【目标跟踪】【MMTracking的部署与开发】03 demo_sot.py源码解析

# Copyright (c) OpenMMLab. All rights reserved.
import os
import os.path as osp
import tempfile
from argparse import ArgumentParser

import cv2
import mmcv

from mmtrack.apis import inference_sot, init_model


def main():
    parser = ArgumentParser()
    parser.add_argument('config', help='Config file')
    parser.add_argument('--input', help='input video file')
    parser.add_argument('--output', help='output video file (mp4 format)')
    parser.add_argument('--checkpoint', help='Checkpoint file')
    parser.add_argument(
        '--device', default='cuda:0', help='Device used for inference')
    parser.add_argument(
        '--show',
        action='store_true',
        default=False,
        help='whether to show visualizations.')
    parser.add_argument(
        '--color', default=(0, 255, 0), help='Color of tracked bbox lines.')
    parser.add_argument(
        '--thickness', default=3, type=int, help='Thickness of bbox lines.')
    parser.add_argument('--fps', type=int, help='FPS of the output video')
    parser.add_argument('--gt_bbox_file', help='The path of gt_bbox file')
    args = parser.parse_args()

    # load images
    if osp.isdir(args.input):
        imgs = sorted(
            filter(lambda x: x.endswith(('.jpg', '.png', '.jpeg')),
                   os.listdir(args.input)),
            key=lambda x: int(x.split('.')[0]))
        IN_VIDEO = False
    else:
        imgs = mmcv.VideoReader(args.input)
        IN_VIDEO = True

    OUT_VIDEO = False
    # define output
    if args.output is not None:
        if args.output.endswith('.mp4'):
            OUT_VIDEO = True
            out_dir = tempfile.TemporaryDirectory()
            out_path = out_dir.name
            _out = args.output.rsplit(os.sep, 1)
            if len(_out) > 1:
                os.makedirs(_out[0], exist_ok=True)
        else:
            out_path = args.output
            os.makedirs(out_path, exist_ok=True)
    fps = args.fps
    if args.show or OUT_VIDEO:
        if fps is None and IN_VIDEO:
            fps = imgs.fps
        if not fps:
            raise ValueError('Please set the FPS for the output video.')
        fps = int(fps)

    # build the model from a config file and a checkpoint file
    model = init_model(args.config, args.checkpoint, device=args.device)

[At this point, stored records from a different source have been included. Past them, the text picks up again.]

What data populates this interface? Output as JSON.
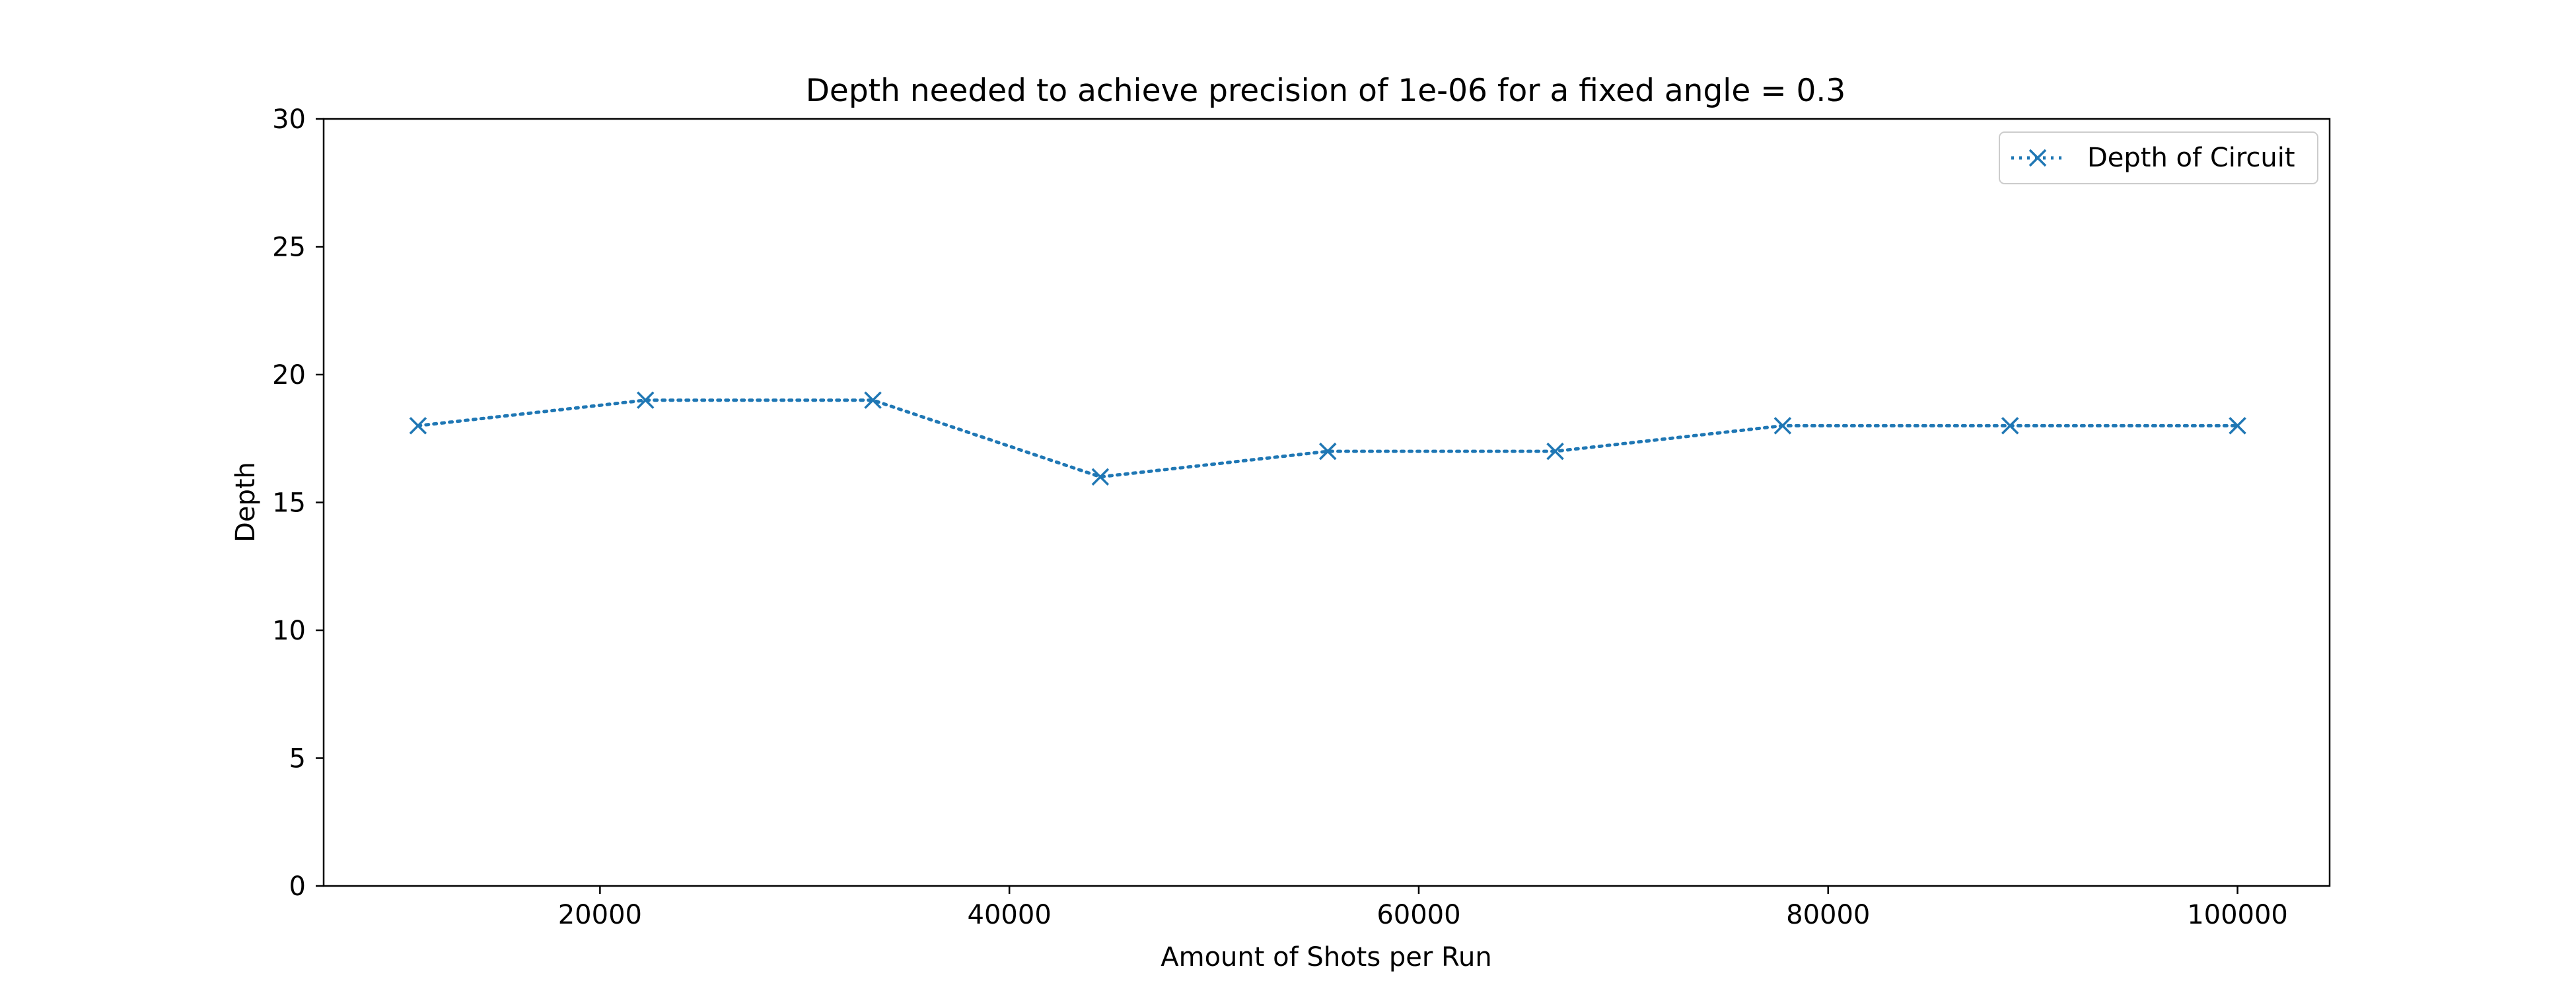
{
  "chart_data": {
    "type": "line",
    "title": "Depth needed to achieve precision of 1e-06 for a fixed angle = 0.3",
    "xlabel": "Amount of Shots per Run",
    "ylabel": "Depth",
    "xlim": [
      6500,
      104500
    ],
    "ylim": [
      0,
      30
    ],
    "x_ticks": [
      20000,
      40000,
      60000,
      80000,
      100000
    ],
    "y_ticks": [
      0,
      5,
      10,
      15,
      20,
      25,
      30
    ],
    "grid": false,
    "legend_position": "top-right",
    "series": [
      {
        "name": "Depth of Circuit",
        "color": "#1f77b4",
        "line_style": "dotted",
        "marker": "x",
        "x": [
          11111,
          22222,
          33333,
          44444,
          55556,
          66667,
          77778,
          88889,
          100000
        ],
        "y": [
          18,
          19,
          19,
          16,
          17,
          17,
          18,
          18,
          18
        ]
      }
    ]
  }
}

    prog_bar = mmcv.ProgressBar(len(imgs))
    # test and show/save the images
    for i, img in enumerate(imgs):
        if isinstance(img, str):
            img_path = osp.join(args.input, img)
            img = mmcv.imread(img_path)
        if i == 0:
            if args.gt_bbox_file is not None:
                bboxes = mmcv.list_from_file(args.gt_bbox_file)
                init_bbox = list(map(float, bboxes[0].split(',')))
            else:
                init_bbox = list(cv2.selectROI(args.input, img, False, False))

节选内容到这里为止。